How exactly am I supposed to fight back against MS? It isn’t going to go away. Oh sure, I could pay thousands for quack cures, immerse myself in healing waters, start meditating, follow a Beat MS Diet, howl at the moon. And yes, I probably would feel slightly better, just as anyone without MS would also feel slightly better following a strict, healthy regime. Isn’t it better for us to adapt to our new lives with MS rather than fighting the unfightable? It’s not about giving in to it, it’s about getting on with it.

There is a creeping sense of a hidden agenda embedded within this call to fight back. Anyone with an illness must resist being ‘different’ at all costs. We must strive to regain our ‘normality’, that which is acceptable to mainstream society.
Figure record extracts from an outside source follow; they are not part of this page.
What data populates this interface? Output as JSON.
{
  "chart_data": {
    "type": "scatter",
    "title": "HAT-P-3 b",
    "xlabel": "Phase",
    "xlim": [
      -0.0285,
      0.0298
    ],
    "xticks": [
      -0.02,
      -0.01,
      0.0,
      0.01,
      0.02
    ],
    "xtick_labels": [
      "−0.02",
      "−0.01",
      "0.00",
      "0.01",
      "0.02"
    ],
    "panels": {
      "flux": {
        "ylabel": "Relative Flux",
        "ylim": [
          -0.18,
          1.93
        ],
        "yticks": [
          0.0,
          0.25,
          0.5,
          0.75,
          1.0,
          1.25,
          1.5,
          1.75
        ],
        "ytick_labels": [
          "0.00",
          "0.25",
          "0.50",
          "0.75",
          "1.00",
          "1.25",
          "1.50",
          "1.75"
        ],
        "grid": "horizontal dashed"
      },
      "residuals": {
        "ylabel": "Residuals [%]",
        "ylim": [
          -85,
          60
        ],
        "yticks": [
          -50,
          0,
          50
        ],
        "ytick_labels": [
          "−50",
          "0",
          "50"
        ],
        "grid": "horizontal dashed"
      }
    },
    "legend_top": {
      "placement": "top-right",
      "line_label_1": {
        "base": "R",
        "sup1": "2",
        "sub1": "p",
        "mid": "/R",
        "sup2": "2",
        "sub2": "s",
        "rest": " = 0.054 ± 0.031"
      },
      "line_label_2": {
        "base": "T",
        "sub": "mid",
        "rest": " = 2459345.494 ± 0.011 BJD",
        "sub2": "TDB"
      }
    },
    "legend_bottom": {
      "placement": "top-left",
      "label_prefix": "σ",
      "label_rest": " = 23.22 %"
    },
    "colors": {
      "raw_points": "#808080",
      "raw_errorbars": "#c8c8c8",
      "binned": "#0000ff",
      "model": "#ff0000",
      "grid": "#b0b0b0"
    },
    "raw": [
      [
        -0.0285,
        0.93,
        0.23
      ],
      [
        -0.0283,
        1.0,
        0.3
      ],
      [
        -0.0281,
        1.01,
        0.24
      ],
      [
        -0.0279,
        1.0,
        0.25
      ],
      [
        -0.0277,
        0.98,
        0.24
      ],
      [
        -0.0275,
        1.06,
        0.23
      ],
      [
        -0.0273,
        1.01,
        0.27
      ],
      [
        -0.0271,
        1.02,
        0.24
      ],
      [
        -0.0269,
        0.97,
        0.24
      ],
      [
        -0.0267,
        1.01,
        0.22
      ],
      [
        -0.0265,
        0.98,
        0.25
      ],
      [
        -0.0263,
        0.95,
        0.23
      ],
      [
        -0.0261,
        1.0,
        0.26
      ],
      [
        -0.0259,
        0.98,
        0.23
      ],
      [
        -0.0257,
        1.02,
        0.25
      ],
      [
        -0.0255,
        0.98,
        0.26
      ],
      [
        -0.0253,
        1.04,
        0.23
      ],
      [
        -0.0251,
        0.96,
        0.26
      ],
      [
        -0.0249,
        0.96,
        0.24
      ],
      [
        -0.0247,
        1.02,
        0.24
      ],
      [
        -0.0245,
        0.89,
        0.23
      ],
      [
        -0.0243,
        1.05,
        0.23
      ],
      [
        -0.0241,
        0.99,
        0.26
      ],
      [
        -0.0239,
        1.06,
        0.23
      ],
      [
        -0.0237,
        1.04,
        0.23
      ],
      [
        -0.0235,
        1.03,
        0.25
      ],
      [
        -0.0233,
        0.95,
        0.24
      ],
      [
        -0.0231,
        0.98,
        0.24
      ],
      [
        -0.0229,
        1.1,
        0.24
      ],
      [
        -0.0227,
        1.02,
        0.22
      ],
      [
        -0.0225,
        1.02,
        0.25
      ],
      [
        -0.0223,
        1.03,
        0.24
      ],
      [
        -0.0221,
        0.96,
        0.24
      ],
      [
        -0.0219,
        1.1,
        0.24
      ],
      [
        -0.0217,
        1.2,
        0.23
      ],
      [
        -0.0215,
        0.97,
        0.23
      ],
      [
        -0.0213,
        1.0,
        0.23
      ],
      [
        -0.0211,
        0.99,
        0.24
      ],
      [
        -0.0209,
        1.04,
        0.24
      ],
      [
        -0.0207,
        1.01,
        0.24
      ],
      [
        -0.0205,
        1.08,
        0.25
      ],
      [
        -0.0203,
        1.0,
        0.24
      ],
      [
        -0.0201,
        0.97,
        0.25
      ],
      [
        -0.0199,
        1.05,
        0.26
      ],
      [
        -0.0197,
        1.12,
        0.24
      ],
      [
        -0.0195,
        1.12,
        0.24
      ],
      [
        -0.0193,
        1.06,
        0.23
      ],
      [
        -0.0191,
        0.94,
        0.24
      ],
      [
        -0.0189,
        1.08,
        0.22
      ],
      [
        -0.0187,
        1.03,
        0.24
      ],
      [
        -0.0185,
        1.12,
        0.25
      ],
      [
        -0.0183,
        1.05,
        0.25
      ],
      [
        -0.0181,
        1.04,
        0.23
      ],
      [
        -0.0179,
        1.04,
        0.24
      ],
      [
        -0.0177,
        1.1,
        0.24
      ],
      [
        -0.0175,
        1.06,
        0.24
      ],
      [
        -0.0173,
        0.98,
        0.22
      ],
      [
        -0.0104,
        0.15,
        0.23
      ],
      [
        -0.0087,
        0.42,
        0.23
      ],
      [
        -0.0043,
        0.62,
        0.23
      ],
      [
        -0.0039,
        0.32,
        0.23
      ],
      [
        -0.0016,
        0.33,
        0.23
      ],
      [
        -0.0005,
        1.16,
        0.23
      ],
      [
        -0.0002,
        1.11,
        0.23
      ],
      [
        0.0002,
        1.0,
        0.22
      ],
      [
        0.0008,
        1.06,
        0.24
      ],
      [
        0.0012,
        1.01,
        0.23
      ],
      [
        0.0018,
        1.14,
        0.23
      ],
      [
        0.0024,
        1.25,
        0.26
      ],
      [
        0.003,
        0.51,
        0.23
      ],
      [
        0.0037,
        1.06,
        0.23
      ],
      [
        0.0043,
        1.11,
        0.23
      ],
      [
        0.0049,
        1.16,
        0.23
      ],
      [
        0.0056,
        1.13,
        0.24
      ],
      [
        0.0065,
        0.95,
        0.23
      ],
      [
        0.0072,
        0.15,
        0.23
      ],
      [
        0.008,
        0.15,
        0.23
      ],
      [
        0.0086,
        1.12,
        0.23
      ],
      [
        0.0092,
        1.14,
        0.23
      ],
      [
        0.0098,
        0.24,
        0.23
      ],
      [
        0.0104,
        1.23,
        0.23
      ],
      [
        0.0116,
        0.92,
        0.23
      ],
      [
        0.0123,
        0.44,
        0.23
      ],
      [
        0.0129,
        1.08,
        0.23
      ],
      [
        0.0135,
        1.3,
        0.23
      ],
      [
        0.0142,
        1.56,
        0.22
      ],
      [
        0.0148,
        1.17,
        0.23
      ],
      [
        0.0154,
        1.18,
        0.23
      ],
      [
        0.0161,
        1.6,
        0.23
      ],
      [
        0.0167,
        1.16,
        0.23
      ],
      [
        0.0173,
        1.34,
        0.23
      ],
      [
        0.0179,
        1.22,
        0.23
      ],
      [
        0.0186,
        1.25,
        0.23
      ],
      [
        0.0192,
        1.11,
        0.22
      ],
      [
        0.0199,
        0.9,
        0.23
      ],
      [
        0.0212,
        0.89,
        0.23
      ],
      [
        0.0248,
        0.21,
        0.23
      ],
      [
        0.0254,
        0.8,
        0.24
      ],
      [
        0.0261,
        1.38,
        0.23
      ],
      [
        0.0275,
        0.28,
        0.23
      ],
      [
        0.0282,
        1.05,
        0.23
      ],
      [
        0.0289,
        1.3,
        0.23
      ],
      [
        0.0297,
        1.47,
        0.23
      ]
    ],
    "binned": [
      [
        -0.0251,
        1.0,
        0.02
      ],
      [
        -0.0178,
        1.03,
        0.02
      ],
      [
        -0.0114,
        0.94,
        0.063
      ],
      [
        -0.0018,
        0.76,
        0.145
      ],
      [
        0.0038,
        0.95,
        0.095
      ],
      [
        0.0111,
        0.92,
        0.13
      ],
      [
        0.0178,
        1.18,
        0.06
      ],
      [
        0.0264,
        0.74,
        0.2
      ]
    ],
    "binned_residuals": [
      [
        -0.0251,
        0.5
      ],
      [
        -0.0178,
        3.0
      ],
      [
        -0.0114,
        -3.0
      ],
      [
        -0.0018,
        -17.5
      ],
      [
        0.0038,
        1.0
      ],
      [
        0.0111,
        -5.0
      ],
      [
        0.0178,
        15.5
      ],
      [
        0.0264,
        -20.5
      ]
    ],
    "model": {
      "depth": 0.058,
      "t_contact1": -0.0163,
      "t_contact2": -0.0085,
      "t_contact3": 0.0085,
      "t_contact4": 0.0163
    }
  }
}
We must fight back against anything that marks us as being outside the socially acceptable norm and if we appear not to be fighting back, then we’re obviously not trying hard enough. How often do we hear, ‘Oh, she fought a brave battle’ or ‘she just gave up the fight.’

This kind of pressure only makes life with MS more difficult than it already is. The only thing I’m fighting back against is the discrimination that comes with having MS. Being sacked from work because of it. Struggling to find a new job because of it. The constant blank, disbelieving faces when I try and fail to describe overwhelming fatigue and the reality of living with a mostly invisible illness.

In the meantime, I’m sticking with Jack Osbourne’s philosophy – Adapt and Overcome. Interestingly, it’s his family who talk about fighting back, not him. Anyone who wants to make me feel guilty for not fighting back hard enough, stumble for a week in my shoes, then come and talk to me.